While most of the sculptures and installations are highly inventive (and, of course, weather-resistant) it is the surprising placement of each work—be it overlooking the beach, decorating the lushly planted walkways along the Lungomare G. Marconi (the island’s main street) or holding court in the lobbies and on the porticos of Lido’s most chic hotels—that sends our expectations over the top. It seems that our mood is changed by each successive work. Even before we arrive at Blue Moon, the combination entrance to the public beach/viewing deck, Giacomo Roccon’s Fallen Angel, a realistic, life-sized woman with long blond hair, stops us in our tracks; securely chained, wrapped in gauze and gently swaying from the steel beams of the deck, this cadaver looks frightfully real.
Further on down the road, John Henry’s Blue Rhapsody, arguably the only purely abstract sculpture in this exhibition, lightens our mood as we contemplate a refreshing medley of brightly painted, blue aluminum boards that resemble, in their assemblage, children’s Pick-Up-Sticks just before they hit the ground.

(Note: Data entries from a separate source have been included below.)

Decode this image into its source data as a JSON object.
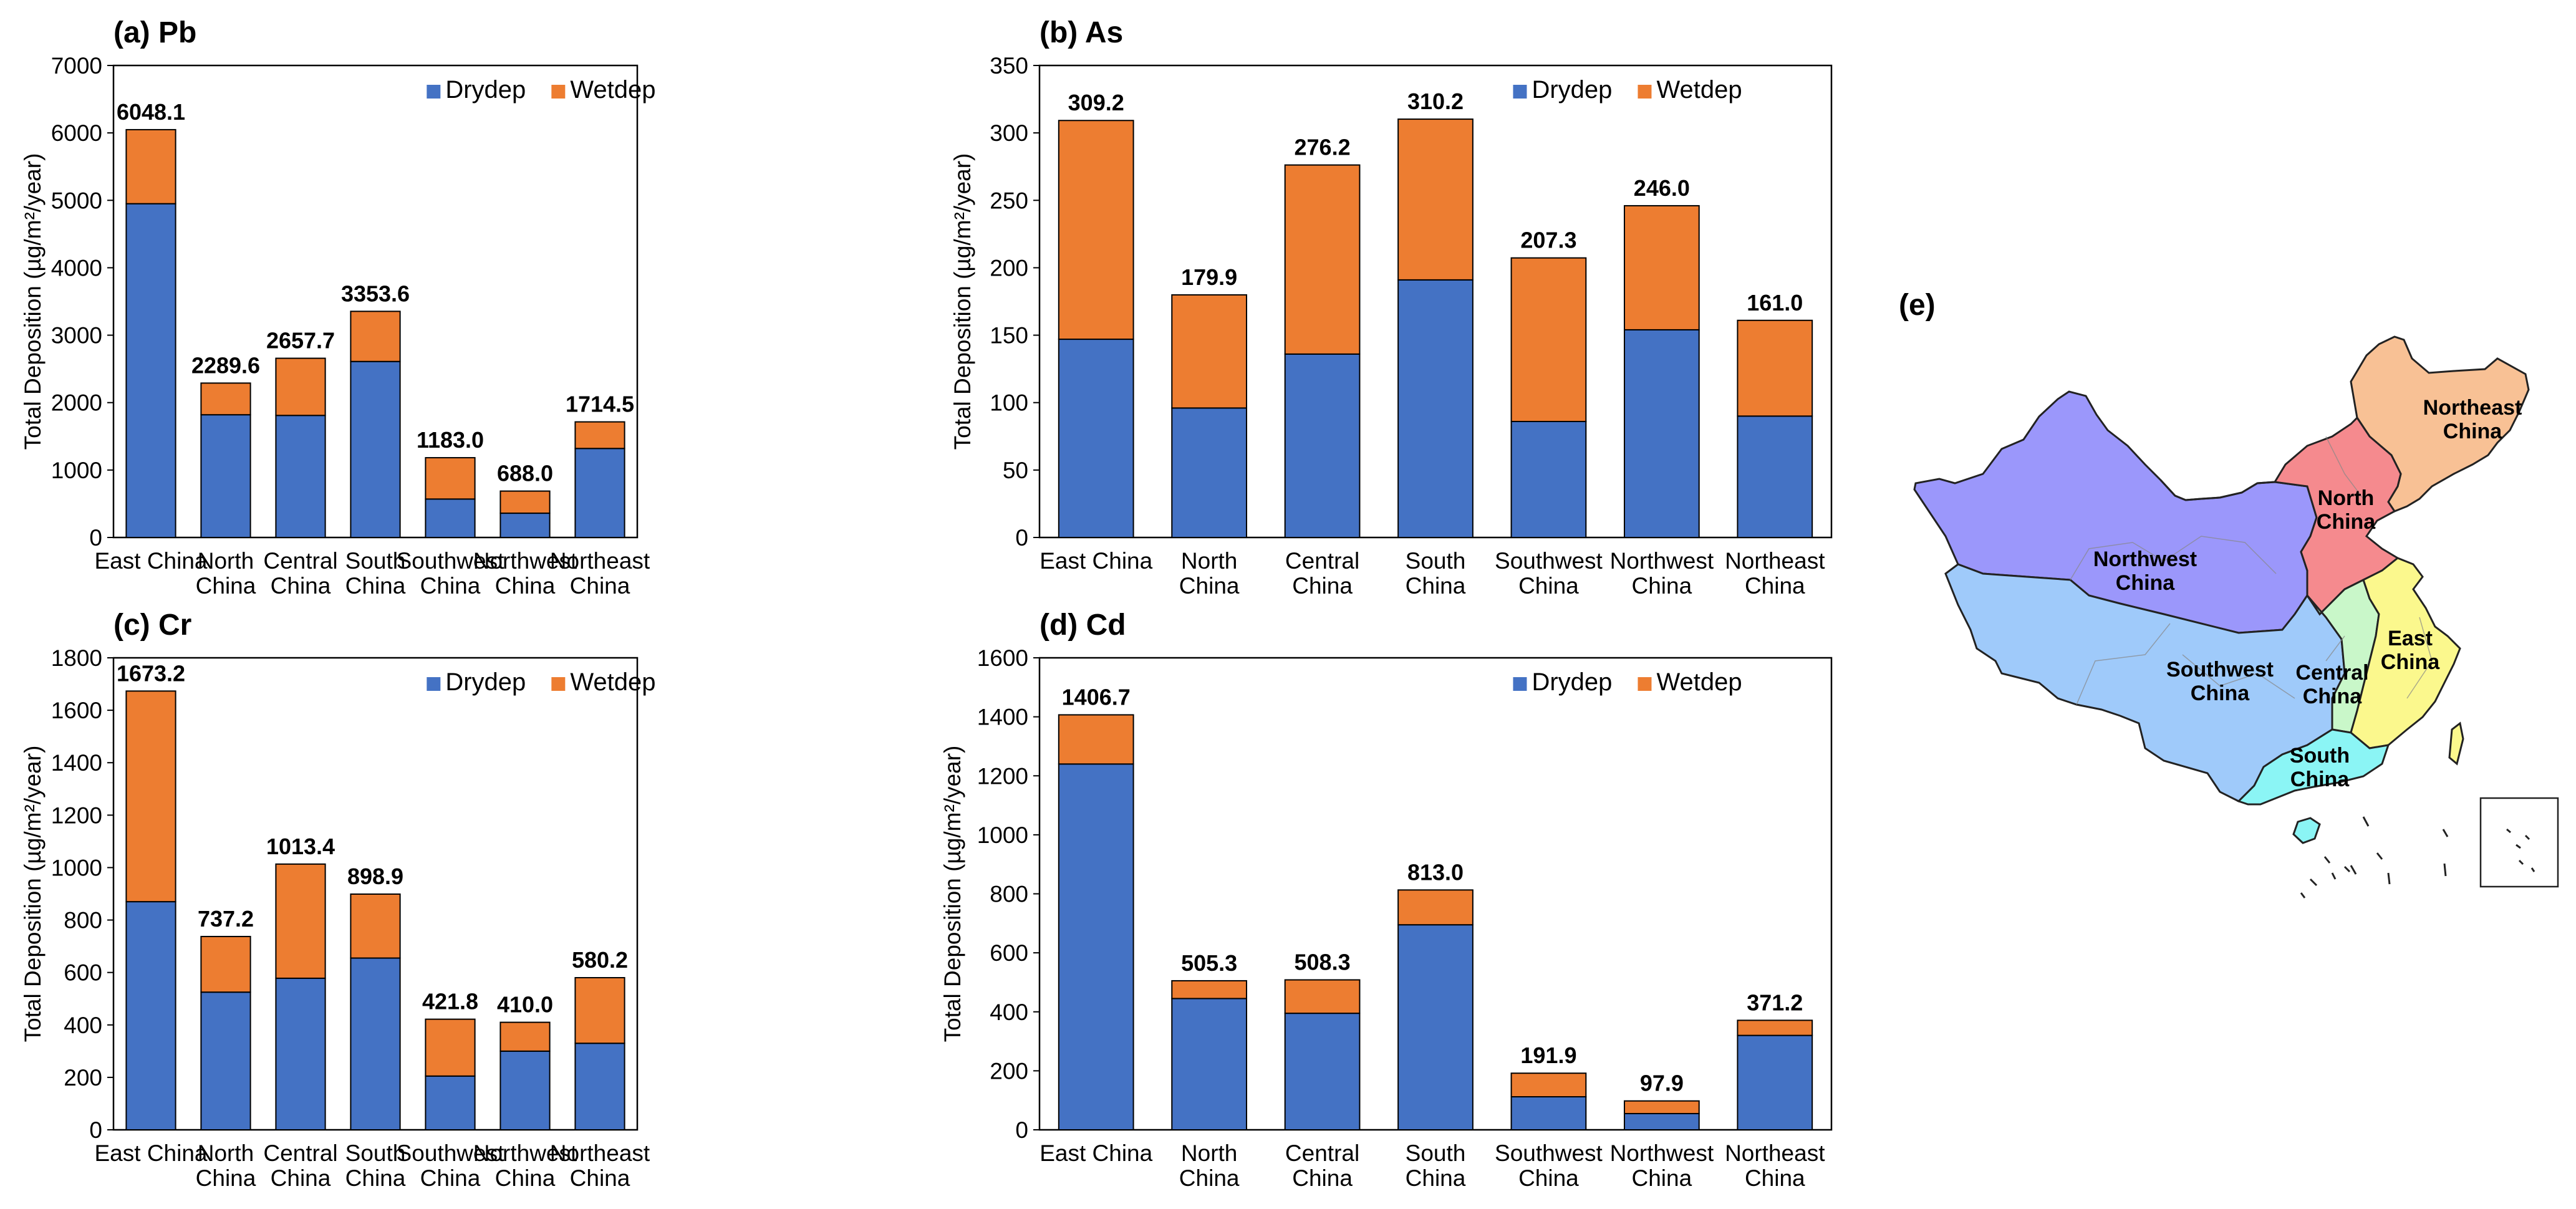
{
  "chart_data": [
    {
      "type": "bar",
      "stacked": true,
      "title": "(a) Pb",
      "ylabel": "Total Deposition (µg/m²/year)",
      "ylim": [
        0,
        7000
      ],
      "yticks": [
        0,
        1000,
        2000,
        3000,
        4000,
        5000,
        6000,
        7000
      ],
      "categories": [
        [
          "East China"
        ],
        [
          "North",
          "China"
        ],
        [
          "Central",
          "China"
        ],
        [
          "South",
          "China"
        ],
        [
          "Southwest",
          "China"
        ],
        [
          "Northwest",
          "China"
        ],
        [
          "Northeast",
          "China"
        ]
      ],
      "series": [
        {
          "name": "Drydep",
          "values": [
            4950,
            1820,
            1810,
            2610,
            570,
            360,
            1320
          ]
        },
        {
          "name": "Wetdep",
          "values": [
            1098.1,
            469.6,
            847.7,
            743.6,
            613.0,
            328.0,
            394.5
          ]
        }
      ],
      "totals": [
        "6048.1",
        "2289.6",
        "2657.7",
        "3353.6",
        "1183.0",
        "688.0",
        "1714.5"
      ],
      "legend": "top-right"
    },
    {
      "type": "bar",
      "stacked": true,
      "title": "(b) As",
      "ylabel": "Total Deposition (µg/m²/year)",
      "ylim": [
        0,
        350
      ],
      "yticks": [
        0,
        50,
        100,
        150,
        200,
        250,
        300,
        350
      ],
      "categories": [
        [
          "East China"
        ],
        [
          "North",
          "China"
        ],
        [
          "Central",
          "China"
        ],
        [
          "South",
          "China"
        ],
        [
          "Southwest",
          "China"
        ],
        [
          "Northwest",
          "China"
        ],
        [
          "Northeast",
          "China"
        ]
      ],
      "series": [
        {
          "name": "Drydep",
          "values": [
            147,
            96,
            136,
            191,
            86,
            154,
            90
          ]
        },
        {
          "name": "Wetdep",
          "values": [
            162.2,
            83.9,
            140.2,
            119.2,
            121.3,
            92.0,
            71.0
          ]
        }
      ],
      "totals": [
        "309.2",
        "179.9",
        "276.2",
        "310.2",
        "207.3",
        "246.0",
        "161.0"
      ],
      "legend": "top-right"
    },
    {
      "type": "bar",
      "stacked": true,
      "title": "(c) Cr",
      "ylabel": "Total Deposition (µg/m²/year)",
      "ylim": [
        0,
        1800
      ],
      "yticks": [
        0,
        200,
        400,
        600,
        800,
        1000,
        1200,
        1400,
        1600,
        1800
      ],
      "categories": [
        [
          "East China"
        ],
        [
          "North",
          "China"
        ],
        [
          "Central",
          "China"
        ],
        [
          "South",
          "China"
        ],
        [
          "Southwest",
          "China"
        ],
        [
          "Northwest",
          "China"
        ],
        [
          "Northeast",
          "China"
        ]
      ],
      "series": [
        {
          "name": "Drydep",
          "values": [
            870,
            525,
            578,
            655,
            205,
            300,
            330
          ]
        },
        {
          "name": "Wetdep",
          "values": [
            803.2,
            212.2,
            435.4,
            243.9,
            216.8,
            110.0,
            250.2
          ]
        }
      ],
      "totals": [
        "1673.2",
        "737.2",
        "1013.4",
        "898.9",
        "421.8",
        "410.0",
        "580.2"
      ],
      "legend": "top-right"
    },
    {
      "type": "bar",
      "stacked": true,
      "title": "(d) Cd",
      "ylabel": "Total Deposition (µg/m²/year)",
      "ylim": [
        0,
        1600
      ],
      "yticks": [
        0,
        200,
        400,
        600,
        800,
        1000,
        1200,
        1400,
        1600
      ],
      "categories": [
        [
          "East China"
        ],
        [
          "North",
          "China"
        ],
        [
          "Central",
          "China"
        ],
        [
          "South",
          "China"
        ],
        [
          "Southwest",
          "China"
        ],
        [
          "Northwest",
          "China"
        ],
        [
          "Northeast",
          "China"
        ]
      ],
      "series": [
        {
          "name": "Drydep",
          "values": [
            1240,
            445,
            395,
            695,
            112,
            55,
            320
          ]
        },
        {
          "name": "Wetdep",
          "values": [
            166.7,
            60.3,
            113.3,
            118.0,
            79.9,
            42.9,
            51.2
          ]
        }
      ],
      "totals": [
        "1406.7",
        "505.3",
        "508.3",
        "813.0",
        "191.9",
        "97.9",
        "371.2"
      ],
      "legend": "top-right"
    }
  ],
  "colors": {
    "Drydep": "#4472c4",
    "Wetdep": "#ed7d31"
  },
  "map": {
    "panel_label": "(e)",
    "regions": [
      {
        "name": "Northeast China",
        "lines": [
          "Northeast",
          "China"
        ],
        "color": "#f8c195"
      },
      {
        "name": "North China",
        "lines": [
          "North",
          "China"
        ],
        "color": "#f58a8e"
      },
      {
        "name": "Northwest China",
        "lines": [
          "Northwest",
          "China"
        ],
        "color": "#9b97fb"
      },
      {
        "name": "Southwest China",
        "lines": [
          "Southwest",
          "China"
        ],
        "color": "#9fcafa"
      },
      {
        "name": "Central China",
        "lines": [
          "Central",
          "China"
        ],
        "color": "#c9f7c9"
      },
      {
        "name": "East China",
        "lines": [
          "East",
          "China"
        ],
        "color": "#fbf88d"
      },
      {
        "name": "South China",
        "lines": [
          "South",
          "China"
        ],
        "color": "#8bf5f5"
      }
    ]
  }
}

Standing between the Hotel Westin Excelsior and the beach is Resi Girardello’s Danae’s Oracle, a startling, 14-foot-high, intricately hand-woven, wire bustier. Based on the Greek myth of the same name, this metaphorical, double-edged stunner—it shapes beauty while holding it prisoner—is also a cage that viewers can enter. Being the only interactive work of art in the exhibition, Girardello’s cage, a lovely and fun way to end our walk, and this article, became the exhibition’s prime photo-op stop.